可愛い動物や、自分と同じ年頃の男の子、女の子。ぴーひょろわっしょい!そんなイラストやテンポのいい掛け声も大好きだったが、何よりその物語にいつも心惹かれていた。

 散歩の途中に出会ったテントウムシとの内緒話や、空を飛んで雲や太陽とお話しするストーリーが大好きだった。

「希子も太陽さんとお話しできるかもしれないよ」

 合間に聞こえてくる母親の声も心地よかった。

 中でも希子のお気に入りだった絵本がある。

 真っ白な白うさぎが夢だったケーキ屋さんを開くのだが、練習してもなかなか上手なケーキが焼けない。

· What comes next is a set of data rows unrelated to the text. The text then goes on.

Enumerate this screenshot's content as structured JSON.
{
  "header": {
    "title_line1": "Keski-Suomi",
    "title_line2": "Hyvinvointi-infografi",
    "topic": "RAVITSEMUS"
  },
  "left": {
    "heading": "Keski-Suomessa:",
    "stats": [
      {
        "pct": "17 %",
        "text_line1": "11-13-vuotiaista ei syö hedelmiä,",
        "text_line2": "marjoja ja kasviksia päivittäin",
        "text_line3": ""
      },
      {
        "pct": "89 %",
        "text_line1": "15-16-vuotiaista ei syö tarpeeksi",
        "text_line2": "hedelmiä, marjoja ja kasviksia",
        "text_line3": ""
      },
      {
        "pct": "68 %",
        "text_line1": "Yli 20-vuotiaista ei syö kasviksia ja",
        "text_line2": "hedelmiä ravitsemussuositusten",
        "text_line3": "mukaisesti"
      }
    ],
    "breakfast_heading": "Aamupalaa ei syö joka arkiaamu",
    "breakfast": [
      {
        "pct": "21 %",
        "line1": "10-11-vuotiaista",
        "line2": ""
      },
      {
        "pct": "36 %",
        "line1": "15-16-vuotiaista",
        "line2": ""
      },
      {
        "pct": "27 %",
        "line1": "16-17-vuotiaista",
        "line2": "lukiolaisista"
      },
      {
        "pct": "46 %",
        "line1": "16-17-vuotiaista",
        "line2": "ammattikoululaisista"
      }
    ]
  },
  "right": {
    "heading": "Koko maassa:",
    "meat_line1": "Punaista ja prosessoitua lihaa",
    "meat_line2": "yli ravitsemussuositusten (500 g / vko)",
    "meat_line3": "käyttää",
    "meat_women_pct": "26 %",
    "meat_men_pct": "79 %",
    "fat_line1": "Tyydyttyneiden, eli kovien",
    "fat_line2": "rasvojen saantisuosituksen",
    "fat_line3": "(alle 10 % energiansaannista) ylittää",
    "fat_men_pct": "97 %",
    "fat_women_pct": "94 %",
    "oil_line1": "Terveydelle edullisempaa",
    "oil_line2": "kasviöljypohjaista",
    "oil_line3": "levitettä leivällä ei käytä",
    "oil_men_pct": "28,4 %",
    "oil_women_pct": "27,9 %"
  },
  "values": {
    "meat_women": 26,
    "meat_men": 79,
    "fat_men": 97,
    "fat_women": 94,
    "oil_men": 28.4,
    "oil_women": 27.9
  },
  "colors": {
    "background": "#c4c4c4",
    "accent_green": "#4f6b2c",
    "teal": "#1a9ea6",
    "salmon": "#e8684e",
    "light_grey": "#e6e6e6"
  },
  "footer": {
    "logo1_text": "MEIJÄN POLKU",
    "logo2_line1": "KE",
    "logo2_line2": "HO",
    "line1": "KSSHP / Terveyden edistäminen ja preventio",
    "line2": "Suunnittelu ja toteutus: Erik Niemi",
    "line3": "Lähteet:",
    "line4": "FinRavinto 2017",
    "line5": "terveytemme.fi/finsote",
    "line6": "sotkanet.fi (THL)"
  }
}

 オーブンの時間を間違えてしまったり、煙がもくもくと発生して黒うさぎになったままお店でいらっしゃいませと接客をするのだ。

 絵本の最後ではケーキを焼くのも上手になり、大人気のケーキ屋さんになっている。
 それでも時々お客さんからのお願いで黒うさぎになってお仕事をしています、という内容だった。

 母親の京子は白うさぎがケーキつくりに失敗した『黒うさぎになっちゃった!』というフレーズを毎回面白おかしく喋ってくれる。


「まっくろ~うさぎ~に~?なっちゃった~!」

 とか、

「クロウサギニナチャタ!」


 なんて凄い早口で読んでくれたりもした。

 そんな京子の読み聞かせが楽しくて何度も何度も連続で読んでもらった。

 京子も家の用事や晩御飯の準備など予定や都合もあったはずだが、長いときは一時間ほど読み聞かせ続けてくれたりもした。